A total of 1.8 million urban lots and 1.6 million rural agrarian plots in the Dominican Republic lack ownership titles, and to address this situation, President Danilo Medina ordered a mass registration of state property yesterday, Tuesday 13 November, especially areas where there have been agrarian reform projects and housing projects. The President’s decision is outlined in decree 624-12, which creates the Permanent Commission for Issuing Titles for State Lands.
During a press conference in the Orlando Martinez Hall of the Presidential Palace, Minister of Agriculture Luis Ramon Rodriguez said that the Dominican Agrarian Institute (IAD) has 115,000 people registered as settled on state land and only 15,000 of them have property titles. Rodriguez said that the government hopes to give some 150,000 land and property titles to an equal number of people and the first will be given out within three months. In one of its articles, the ordinance says that the commission will coordinate efforts to strengthen the operational and management capacity of the Property Jurisdiction agencies with the Judicial Branch, as well as the prompt action by the Department of Cadastre.
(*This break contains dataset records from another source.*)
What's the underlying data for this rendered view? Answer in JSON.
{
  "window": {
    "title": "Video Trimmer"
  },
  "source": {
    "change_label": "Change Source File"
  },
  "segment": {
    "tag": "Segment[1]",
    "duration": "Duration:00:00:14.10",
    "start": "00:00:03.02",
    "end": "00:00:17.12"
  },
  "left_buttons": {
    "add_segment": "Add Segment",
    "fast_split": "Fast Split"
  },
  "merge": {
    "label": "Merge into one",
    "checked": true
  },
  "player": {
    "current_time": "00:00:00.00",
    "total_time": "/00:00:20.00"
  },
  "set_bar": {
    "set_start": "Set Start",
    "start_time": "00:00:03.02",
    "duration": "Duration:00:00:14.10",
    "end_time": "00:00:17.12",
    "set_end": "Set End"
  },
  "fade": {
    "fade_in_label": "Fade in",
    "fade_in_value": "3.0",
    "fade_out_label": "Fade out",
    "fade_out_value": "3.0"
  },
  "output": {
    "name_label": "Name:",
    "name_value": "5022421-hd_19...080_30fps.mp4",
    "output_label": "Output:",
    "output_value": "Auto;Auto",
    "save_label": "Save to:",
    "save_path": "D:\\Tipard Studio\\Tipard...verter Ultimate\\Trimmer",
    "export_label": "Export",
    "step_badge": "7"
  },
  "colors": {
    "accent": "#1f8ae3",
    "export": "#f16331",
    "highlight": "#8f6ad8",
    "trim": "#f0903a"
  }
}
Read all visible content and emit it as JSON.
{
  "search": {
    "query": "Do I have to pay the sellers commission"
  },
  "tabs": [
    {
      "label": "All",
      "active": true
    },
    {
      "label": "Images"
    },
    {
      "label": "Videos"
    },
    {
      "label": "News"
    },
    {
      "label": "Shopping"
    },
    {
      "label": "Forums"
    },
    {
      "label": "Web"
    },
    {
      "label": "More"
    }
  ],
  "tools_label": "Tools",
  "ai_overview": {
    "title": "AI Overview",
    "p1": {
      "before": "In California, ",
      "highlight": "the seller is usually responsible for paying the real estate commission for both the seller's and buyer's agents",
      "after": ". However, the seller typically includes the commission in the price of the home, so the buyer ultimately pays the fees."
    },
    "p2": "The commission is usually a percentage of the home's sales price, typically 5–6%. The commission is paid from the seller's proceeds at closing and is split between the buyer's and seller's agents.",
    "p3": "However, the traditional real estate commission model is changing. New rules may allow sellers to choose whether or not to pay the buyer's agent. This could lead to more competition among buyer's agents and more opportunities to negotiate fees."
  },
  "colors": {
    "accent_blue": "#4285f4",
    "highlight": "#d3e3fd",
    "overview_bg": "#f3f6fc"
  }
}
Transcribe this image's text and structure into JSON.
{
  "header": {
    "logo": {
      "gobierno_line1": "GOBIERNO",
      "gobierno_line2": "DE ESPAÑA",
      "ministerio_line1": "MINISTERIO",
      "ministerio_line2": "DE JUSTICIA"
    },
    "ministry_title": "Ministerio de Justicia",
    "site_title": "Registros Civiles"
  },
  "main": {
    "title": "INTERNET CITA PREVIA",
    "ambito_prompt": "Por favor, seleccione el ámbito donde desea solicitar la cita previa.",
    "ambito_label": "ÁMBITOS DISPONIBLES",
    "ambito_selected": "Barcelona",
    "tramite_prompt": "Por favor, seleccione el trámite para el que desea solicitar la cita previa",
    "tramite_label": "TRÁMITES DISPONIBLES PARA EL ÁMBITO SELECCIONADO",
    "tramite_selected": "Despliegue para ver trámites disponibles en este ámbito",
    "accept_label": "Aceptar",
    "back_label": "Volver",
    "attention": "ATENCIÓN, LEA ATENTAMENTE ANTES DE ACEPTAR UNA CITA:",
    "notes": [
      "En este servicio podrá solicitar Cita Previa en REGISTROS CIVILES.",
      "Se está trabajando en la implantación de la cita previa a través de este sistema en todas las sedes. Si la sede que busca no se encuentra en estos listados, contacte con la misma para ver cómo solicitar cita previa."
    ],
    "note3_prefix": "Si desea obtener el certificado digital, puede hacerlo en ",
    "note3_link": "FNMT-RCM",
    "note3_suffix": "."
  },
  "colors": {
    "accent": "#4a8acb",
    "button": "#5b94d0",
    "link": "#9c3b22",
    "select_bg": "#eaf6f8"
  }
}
The commission is composed of Presidency minister Gustavo Montalvo and Agriculture minister Rodriguez, as well as the directors general of the Dominican Agrarian Institute (IAD), the National Cadastre, National Assets (BN), and the National Housing Institute (INVI), as well as by the Administrator General of the Agriculture Bank (Bagricola), the Executive Director of the National Sugar Council (CEA) and the Dominican Agro-Business Board (JAD). In order to obtain a title to the property, the person should have lived and worked on the property for at least five years. Likewise, the Title Commission can present proposals to modify the regulations with the aim of making it possible and of facilitating the entitlement procedures and sponsor public hearings in order to guarantee the participation of the sectors concerned.